George Turabelidze, MD, PhD; Archana Vasudevan, MD; Christian Rojas-Moreno, MD; Susan P. Montgomery, DVM; Molly Baker, MPH; Drew Pratt, MS; Susanne Enyeart


Morbidity and Mortality Weekly Report. 2020;69(7):193-195. 

In This Article

Case Report

In October 2017, a woman aged 53 years visited her local blood donation center to donate blood. On October 25, 2017, she was notified that a screening test (Abbott Prism Chagas; Abbott Laboratories) of the collected blood was positive for antibodies to T. cruzi. The follow-up confirmatory multistep enzyme strip immunoassay test (Abbott ESA Chagas; Abbott Laboratories) performed on November 8, 2017, also yielded a positive result. The patient was referred by her physician to an infectious disease specialist for further evaluation.

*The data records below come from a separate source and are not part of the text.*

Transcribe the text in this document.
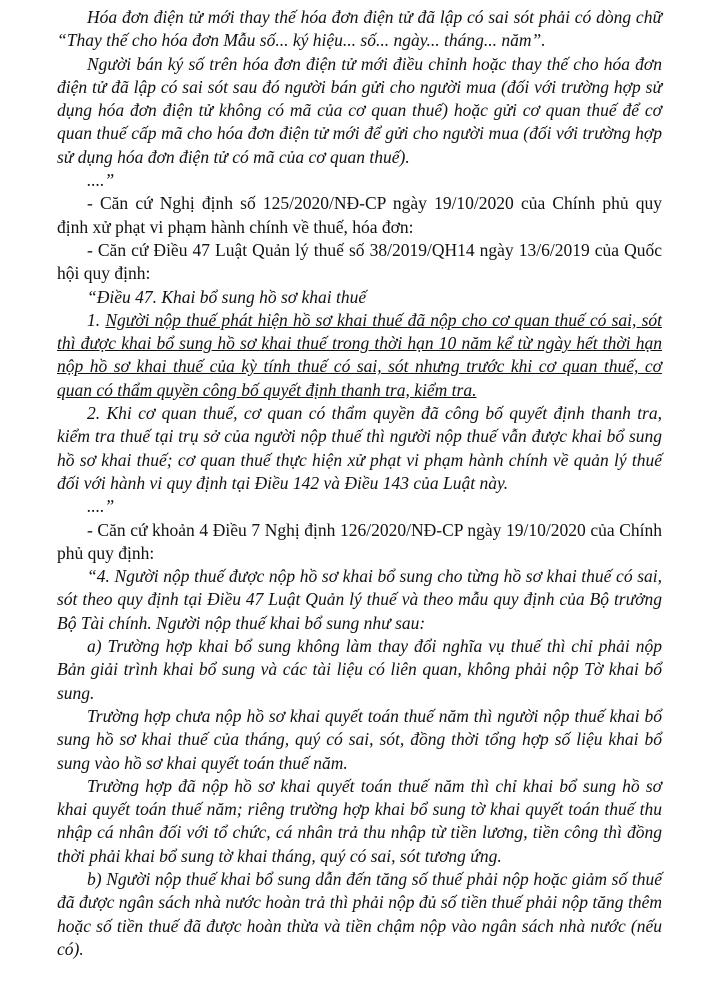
Hóa đơn điện tử mới thay thế hóa đơn điện tử đã lập có sai sót phải có dòng chữ “Thay thế cho hóa đơn Mẫu số... ký hiệu... số... ngày... tháng... năm”.

Người bán ký số trên hóa đơn điện tử mới điều chỉnh hoặc thay thế cho hóa đơn điện tử đã lập có sai sót sau đó người bán gửi cho người mua (đối với trường hợp sử dụng hóa đơn điện tử không có mã của cơ quan thuế) hoặc gửi cơ quan thuế để cơ quan thuế cấp mã cho hóa đơn điện tử mới để gửi cho người mua (đối với trường hợp sử dụng hóa đơn điện tử có mã của cơ quan thuế).

....”

- Căn cứ Nghị định số 125/2020/NĐ-CP ngày 19/10/2020 của Chính phủ quy định xử phạt vi phạm hành chính về thuế, hóa đơn:

- Căn cứ Điều 47 Luật Quản lý thuế số 38/2019/QH14 ngày 13/6/2019 của Quốc hội quy định:

“Điều 47. Khai bổ sung hồ sơ khai thuế

1. Người nộp thuế phát hiện hồ sơ khai thuế đã nộp cho cơ quan thuế có sai, sót thì được khai bổ sung hồ sơ khai thuế trong thời hạn 10 năm kể từ ngày hết thời hạn nộp hồ sơ khai thuế của kỳ tính thuế có sai, sót nhưng trước khi cơ quan thuế, cơ quan có thẩm quyền công bố quyết định thanh tra, kiểm tra.

2. Khi cơ quan thuế, cơ quan có thẩm quyền đã công bố quyết định thanh tra, kiểm tra thuế tại trụ sở của người nộp thuế thì người nộp thuế vẫn được khai bổ sung hồ sơ khai thuế; cơ quan thuế thực hiện xử phạt vi phạm hành chính về quản lý thuế đối với hành vi quy định tại Điều 142 và Điều 143 của Luật này.

....”

- Căn cứ khoản 4 Điều 7 Nghị định 126/2020/NĐ-CP ngày 19/10/2020 của Chính phủ quy định:

“4. Người nộp thuế được nộp hồ sơ khai bổ sung cho từng hồ sơ khai thuế có sai, sót theo quy định tại Điều 47 Luật Quản lý thuế và theo mẫu quy định của Bộ trưởng Bộ Tài chính. Người nộp thuế khai bổ sung như sau:

a) Trường hợp khai bổ sung không làm thay đổi nghĩa vụ thuế thì chỉ phải nộp Bản giải trình khai bổ sung và các tài liệu có liên quan, không phải nộp Tờ khai bổ sung.

Trường hợp chưa nộp hồ sơ khai quyết toán thuế năm thì người nộp thuế khai bổ sung hồ sơ khai thuế của tháng, quý có sai, sót, đồng thời tổng hợp số liệu khai bổ sung vào hồ sơ khai quyết toán thuế năm.

Trường hợp đã nộp hồ sơ khai quyết toán thuế năm thì chỉ khai bổ sung hồ sơ khai quyết toán thuế năm; riêng trường hợp khai bổ sung tờ khai quyết toán thuế thu nhập cá nhân đối với tổ chức, cá nhân trả thu nhập từ tiền lương, tiền công thì đồng thời phải khai bổ sung tờ khai tháng, quý có sai, sót tương ứng.

b) Người nộp thuế khai bổ sung dẫn đến tăng số thuế phải nộp hoặc giảm số thuế đã được ngân sách nhà nước hoàn trả thì phải nộp đủ số tiền thuế phải nộp tăng thêm hoặc số tiền thuế đã được hoàn thừa và tiền chậm nộp vào ngân sách nhà nước (nếu có).
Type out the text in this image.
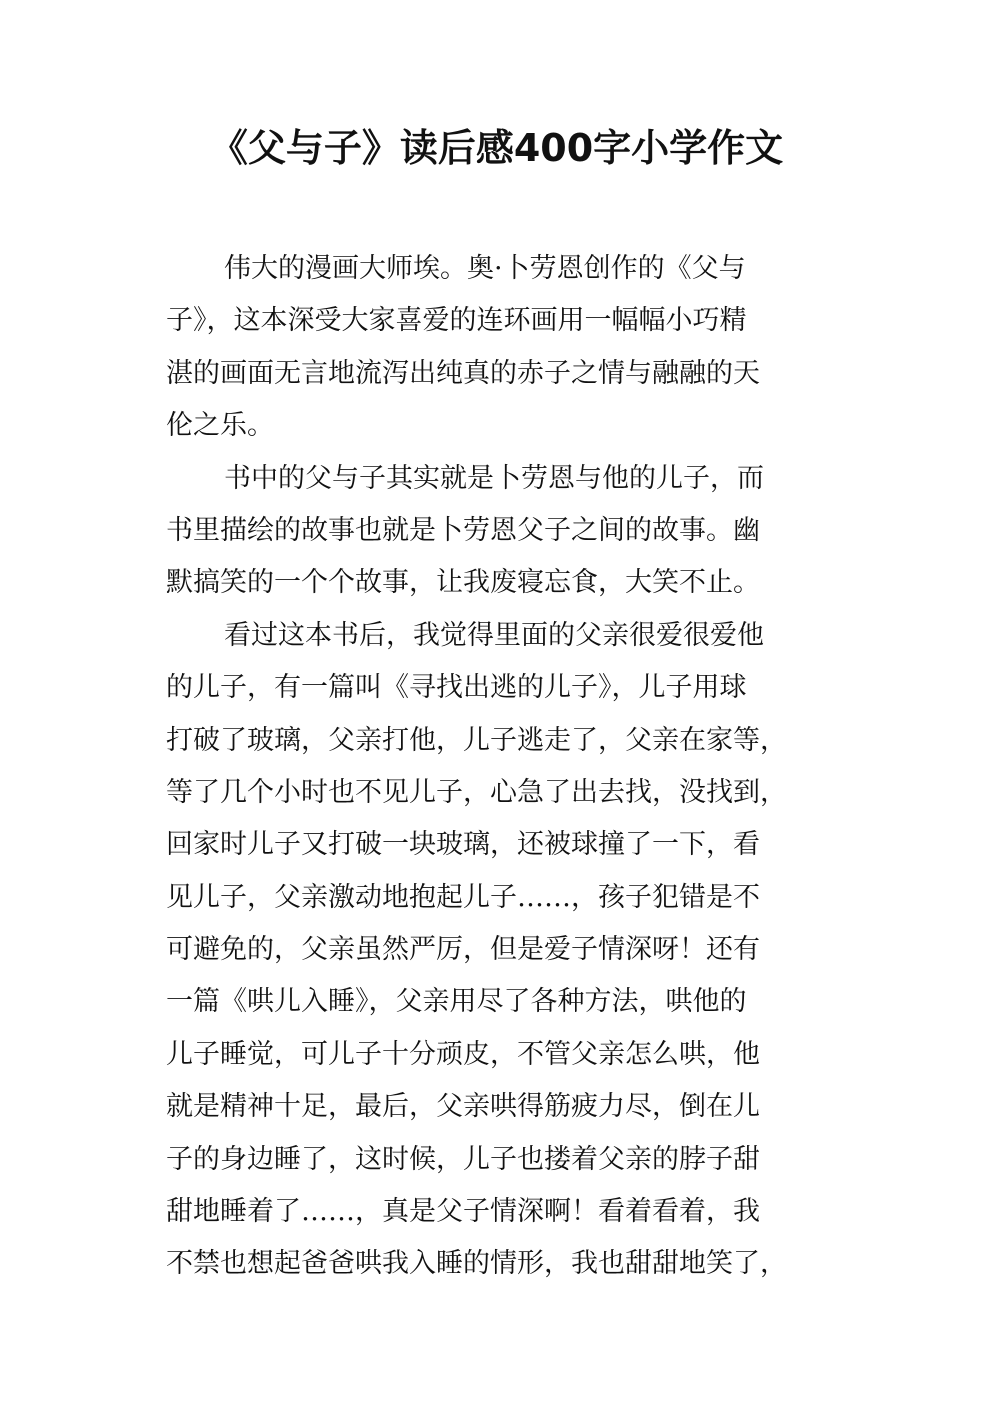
《父与子》读后感400字小学作文

伟大的漫画大师埃。奥·卜劳恩创作的《父与

子》，这本深受大家喜爱的连环画用一幅幅小巧精

湛的画面无言地流泻出纯真的赤子之情与融融的天

伦之乐。

书中的父与子其实就是卜劳恩与他的儿子，而

书里描绘的故事也就是卜劳恩父子之间的故事。幽

默搞笑的一个个故事，让我废寝忘食，大笑不止。

看过这本书后，我觉得里面的父亲很爱很爱他

的儿子，有一篇叫《寻找出逃的儿子》，儿子用球

打破了玻璃，父亲打他，儿子逃走了，父亲在家等，

等了几个小时也不见儿子，心急了出去找，没找到，

回家时儿子又打破一块玻璃，还被球撞了一下，看

见儿子，父亲激动地抱起儿子……，孩子犯错是不

可避免的，父亲虽然严厉，但是爱子情深呀！还有

一篇《哄儿入睡》，父亲用尽了各种方法，哄他的

儿子睡觉，可儿子十分顽皮，不管父亲怎么哄，他

就是精神十足，最后，父亲哄得筋疲力尽，倒在儿

子的身边睡了，这时候，儿子也搂着父亲的脖子甜

甜地睡着了……，真是父子情深啊！看着看着，我

不禁也想起爸爸哄我入睡的情形，我也甜甜地笑了，
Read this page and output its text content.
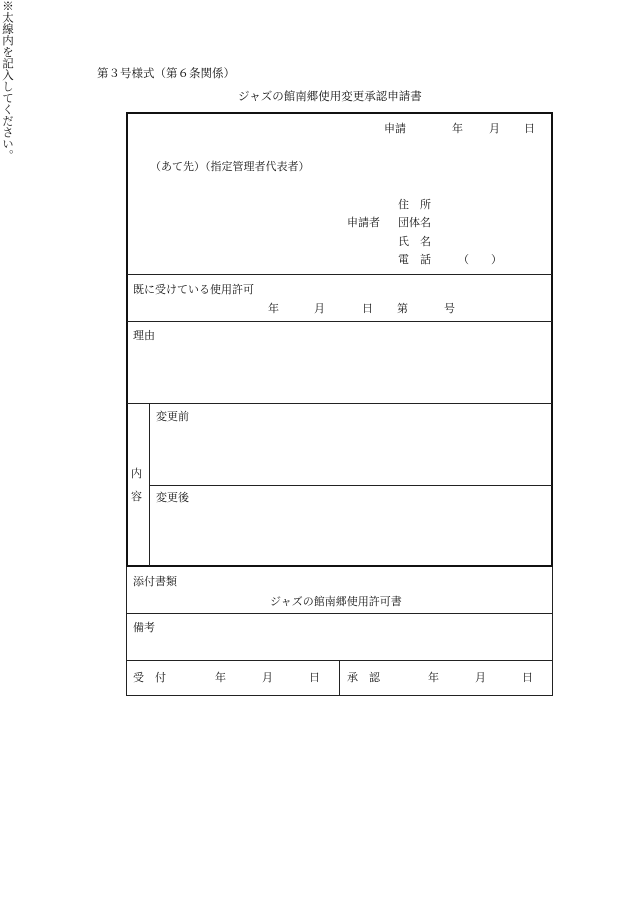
第３号様式（第６条関係）
ジャズの館南郷使用変更承認申請書
※太線内を記入してください。	申請	年 月 日
（あて先）（指定管理者代表者）
住　所
申請者 団体名
氏　名
電　話 （　　）
既に受けている使用許可
年	月	日 第	号
理由
内
容
変更前
変更後
添付書類
ジャズの館南郷使用許可書
備考
受　付	年	月	日 承　認	年	月	日
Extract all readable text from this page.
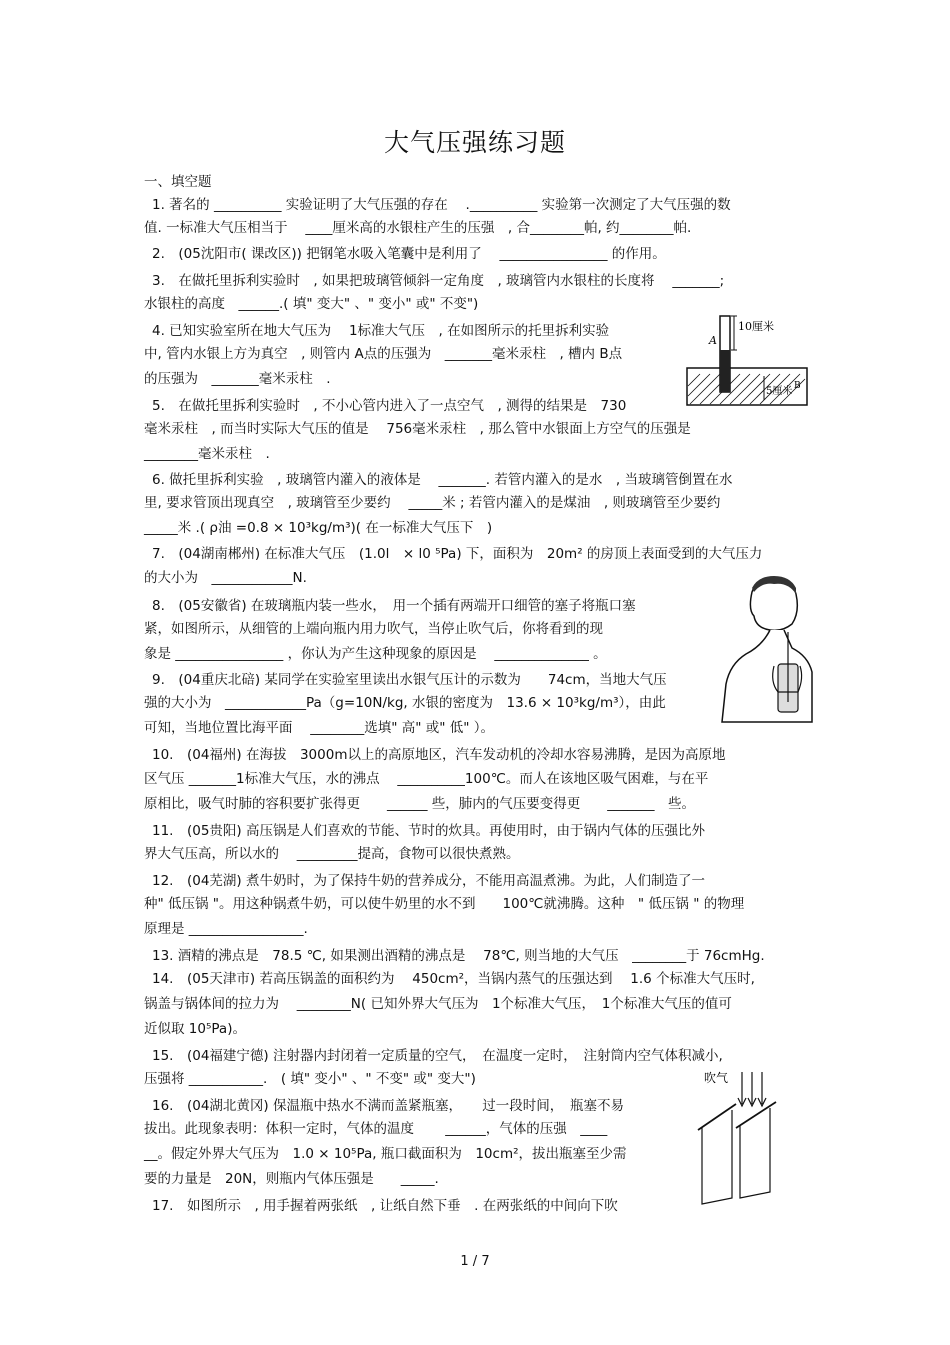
大气压强练习题
一、填空题
1. 著名的 __________ 实验证明了大气压强的存在　 .__________ 实验第一次测定了大气压强的数
值. 一标准大气压相当于　 ____厘米高的水银柱产生的压强　, 合________帕, 约________帕.
2.　(05沈阳市( 课改区)) 把钢笔水吸入笔囊中是利用了　 ________________ 的作用。
3.　在做托里拆利实验时　, 如果把玻璃管倾斜一定角度　, 玻璃管内水银柱的长度将　 _______;
水银柱的高度　______.( 填" 变大" 、" 变小" 或" 不变")
4. 已知实验室所在地大气压为　 1标准大气压　, 在如图所示的托里拆利实验
中, 管内水银上方为真空　, 则管内 A点的压强为　_______毫米汞柱　, 槽内 B点
的压强为　_______毫米汞柱　.
5.　在做托里拆利实验时　, 不小心管内进入了一点空气　, 测得的结果是　730
毫米汞柱　, 而当时实际大气压的值是　 756毫米汞柱　, 那么管中水银面上方空气的压强是
________毫米汞柱　.
6. 做托里拆利实验　, 玻璃管内灌入的液体是　 _______. 若管内灌入的是水　, 当玻璃管倒置在水
里, 要求管顶出现真空　, 玻璃管至少要约　 _____米 ; 若管内灌入的是煤油　, 则玻璃管至少要约
_____米 .( ρ油 =0.8 × 10³kg/m³)( 在一标准大气压下　)
7.　(04湖南郴州) 在标准大气压　(1.0l　× l0 ⁵Pa) 下，面积为　20m² 的房顶上表面受到的大气压力
的大小为　____________N.
8.　(05安徽省) 在玻璃瓶内装一些水，　用一个插有两端开口细管的塞子将瓶口塞
紧，如图所示，从细管的上端向瓶内用力吹气，当停止吹气后，你将看到的现
象是 ________________ ，你认为产生这种现象的原因是　 ______________ 。
9.　(04重庆北碚) 某同学在实验室里读出水银气压计的示数为　　74cm，当地大气压
强的大小为　____________Pa（g=10N/kg, 水银的密度为　13.6 × 10³kg/m³），由此
可知，当地位置比海平面　 ________选填" 高" 或" 低" ）。
10.　(04福州) 在海拔　3000m以上的高原地区，汽车发动机的冷却水容易沸腾，是因为高原地
区气压 _______1标准大气压，水的沸点　 __________100℃。而人在该地区吸气困难，与在平
原相比，吸气时肺的容积要扩张得更　　______ 些，肺内的气压要变得更　　_______　些。
11.　(05贵阳) 高压锅是人们喜欢的节能、节时的炊具。再使用时，由于锅内气体的压强比外
界大气压高，所以水的　 _________提高，食物可以很快煮熟。
12.　(04芜湖) 煮牛奶时，为了保持牛奶的营养成分，不能用高温煮沸。为此，人们制造了一
种" 低压锅 "。用这种锅煮牛奶，可以使牛奶里的水不到　　100℃就沸腾。这种　" 低压锅 " 的物理
原理是 _________________.
13. 酒精的沸点是　78.5 ℃, 如果测出酒精的沸点是　 78℃, 则当地的大气压　________于 76cmHg.
14.　(05天津市) 若高压锅盖的面积约为　 450cm²，当锅内蒸气的压强达到　 1.6 个标准大气压时,
锅盖与锅体间的拉力为　 ________N( 已知外界大气压为　1个标准大气压，　1个标准大气压的值可
近似取 10⁵Pa)。
15.　(04福建宁德) 注射器内封闭着一定质量的空气，　在温度一定时，　注射筒内空气体积减小,
压强将 ___________.　( 填" 变小" 、" 不变" 或" 变大")
16.　(04湖北黄冈) 保温瓶中热水不满而盖紧瓶塞，　　过一段时间，　瓶塞不易
拔出。此现象表明：体积一定时，气体的温度　　 ______，气体的压强　____
__。假定外界大气压为　1.0 × 10⁵Pa, 瓶口截面积为　10cm²，拔出瓶塞至少需
要的力量是　20N，则瓶内气体压强是　　_____.
17.　如图所示　, 用手握着两张纸　, 让纸自然下垂　. 在两张纸的中间向下吹
10厘米
A
B
5厘米
吹气
1 / 7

The patient reported no known triatomine bites. Her travel history was remarkable for a trip to California approximately 28 years earlier, when she crossed the Mexican border for a few hours to go shopping. She also traveled to Florida and Alabama for vacation but could not recall the specific year. She reported no insect bites or any medical complaints during those trips.

The patient underwent diagnostic testing at a commercial laboratory on November 28, 2017, with an enzyme-linked immunosorbent assay (ELISA) for T. cruzi immunoglobulin G (IgG), and the results were positive. After discussion with subject matter experts at CDC, confirmatory diagnostic testing was done on September 6, 2018. All diagnostic tests were developed at CDC's Parasitic Diseases laboratory. A Wiener recombinant antigen enzyme immunoassay (EIA) for T. cruzi antibody was positive, and the trypomastigote excreted secreted antigen (TESA) immunoblot assay, a laboratory-developed test, was negative. Because the first two test results were discordant, related to limitations of specificity and sensitivity associated with differences in T. cruzi strains endemic in different geographic areas, a third test, a laboratory-developed immunofluorescence assay (IFA) for T. cruzi IgG antibody, was conducted, and the result was positive.

Given the potential for T. cruzi infection to cause cardiomyopathy, an electrocardiogram was obtained, which showed arrhythmias, including primary atrioventricular block with prolonged PR interval (increased time between the beginning of the P wave and the start of the QRS complex). The patient also underwent echocardiography, which showed mild concentric left ventricular hypertrophy. Both findings were consistent with the chronic phase of infection. After all confirmatory testing, the patient completed a 60-day course of benznidazole (5 mg/kg/day) as treatment for Chagas disease. The patient's blood cell count and liver enzyme levels were monitored closely during her trypanocidal course for treatment side effects.